Iran's perceived triumph in holding back Iraq also made its leadership complacent, said Ali Ansari, professor of Iranian history at the University of St. Andrews, Scotland.
While Iran built a missile arsenal, it failed to acquire sufficient air defenses to protect its citizens. As Israeli missiles rained on Tehran, there were no air sirens to warn residents or shelters for them to seek cover in.
'They've come away with an overinflated view of what the achievement in the Iran-Iraq war means for the future," Ansari said. 'They haven't really understood what the impact of a proper air war would be."
Moreover, the regime's other key vehicle of deterrence, its allied regional militias, have been degraded by Israeli attacks and remained on the sidelines, leaving it more vulnerable.
'Iran is left with no deterrence and with a military that was not designed to really fight a conventional war," Ostovar said. 'The only thing that Iran really has left to fight with is its missiles and drones."
In 1988, after sustained chemical attacks, a renewed Iraqi offensive and the U.S. accidentally shooting down an Iranian passenger plane, killing 290 civilians, Iran signed a cease-fire agreement, forgoing war reparations or even an Iraqi admission of guilt.
A tombstone in Tehran for a man killed during the Iran-Iraq war.A funeral in Tehran earlier this month for those killed by Israeli strikes.
Iran, despite its global isolation during the war, ended the conflict with Iraq without ceding any territory.
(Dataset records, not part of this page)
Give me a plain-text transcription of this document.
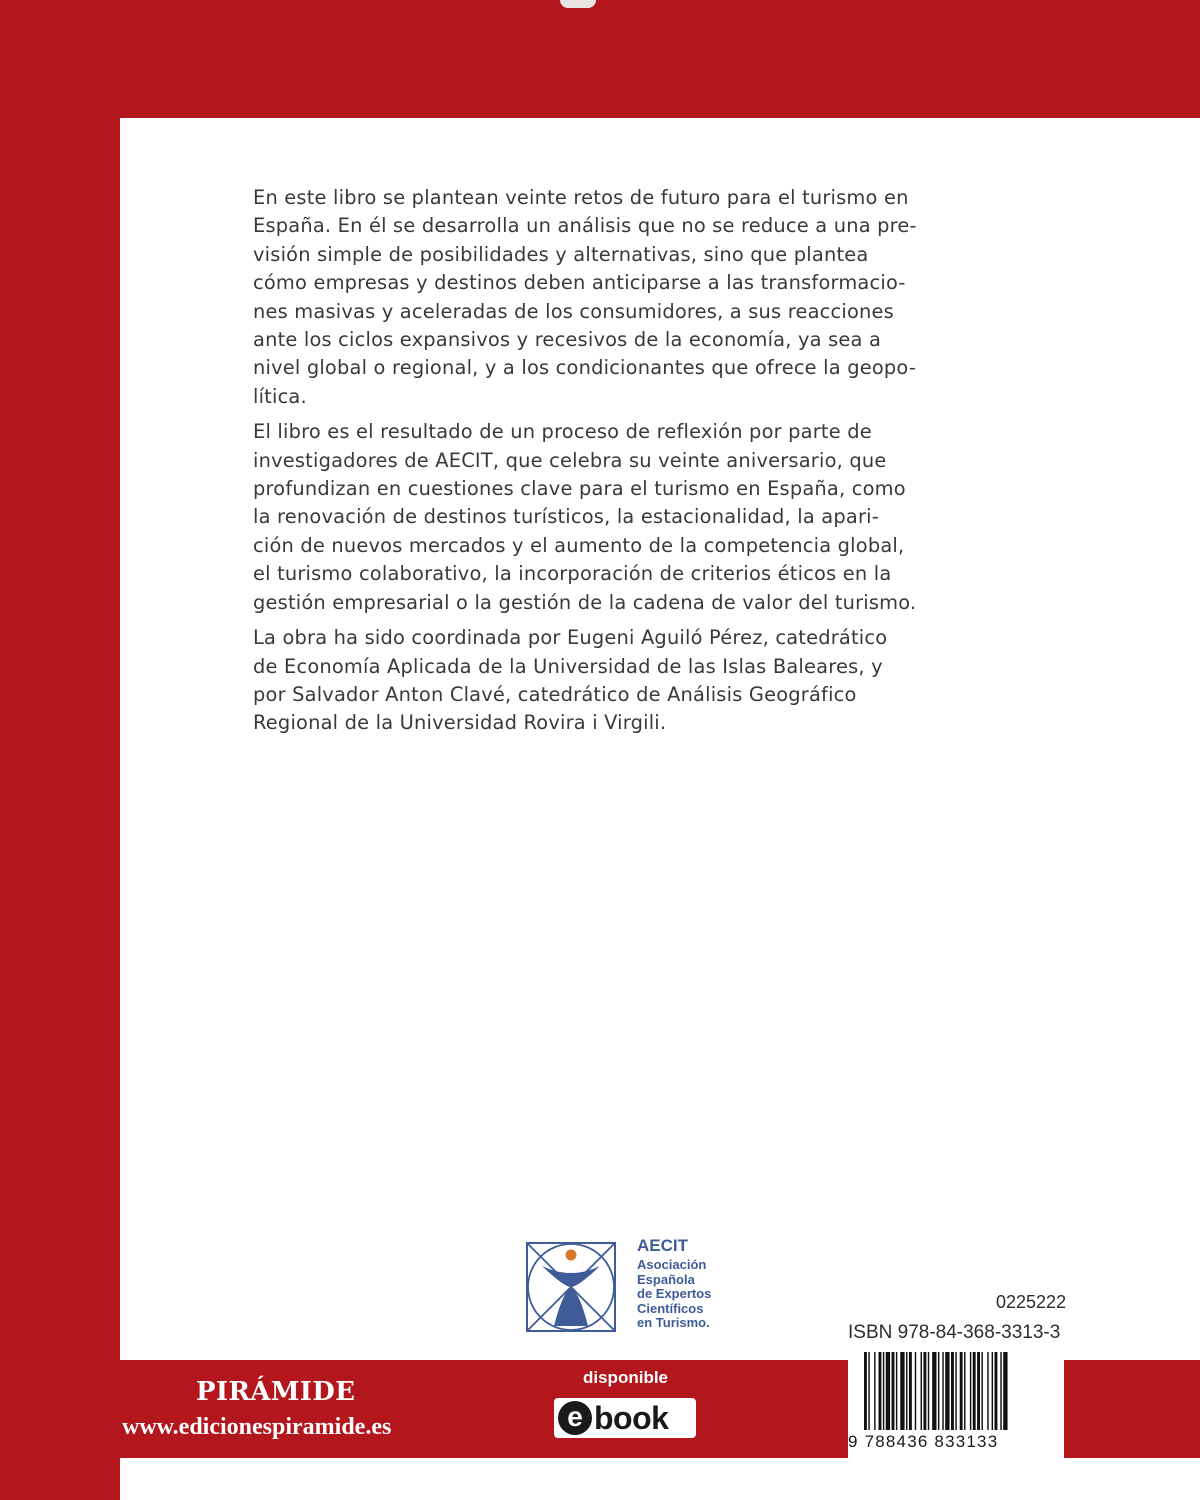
En este libro se plantean veinte retos de futuro para el turismo en
España. En él se desarrolla un análisis que no se reduce a una pre-
visión simple de posibilidades y alternativas, sino que plantea
cómo empresas y destinos deben anticiparse a las transformacio-
nes masivas y aceleradas de los consumidores, a sus reacciones
ante los ciclos expansivos y recesivos de la economía, ya sea a
nivel global o regional, y a los condicionantes que ofrece la geopo-
lítica.
El libro es el resultado de un proceso de reflexión por parte de
investigadores de AECIT, que celebra su veinte aniversario, que
profundizan en cuestiones clave para el turismo en España, como
la renovación de destinos turísticos, la estacionalidad, la apari-
ción de nuevos mercados y el aumento de la competencia global,
el turismo colaborativo, la incorporación de criterios éticos en la
gestión empresarial o la gestión de la cadena de valor del turismo.
La obra ha sido coordinada por Eugeni Aguiló Pérez, catedrático
de Economía Aplicada de la Universidad de las Islas Baleares, y
por Salvador Anton Clavé, catedrático de Análisis Geográfico
Regional de la Universidad Rovira i Virgili.
AECIT
Asociación
Española
de Expertos
Científicos
en Turismo.
0225222
ISBN 978-84-368-3313-3
PIRÁMIDE
www.edicionespiramide.es
disponible
e book
9 788436 833133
Iran's leaders declared their successful resistance a victory.
They have done the same today, declaring victory over Israel and the U.S. and vowing to continue enriching uranium and rebuild their nuclear program.
'This strategic loneliness of Iran affects them today," said Arash Azizi, an Iranian historian and author. 'It's not a far cry to see why some people would advocate for nuclear weapons and why Iran would need to have its own defense industry."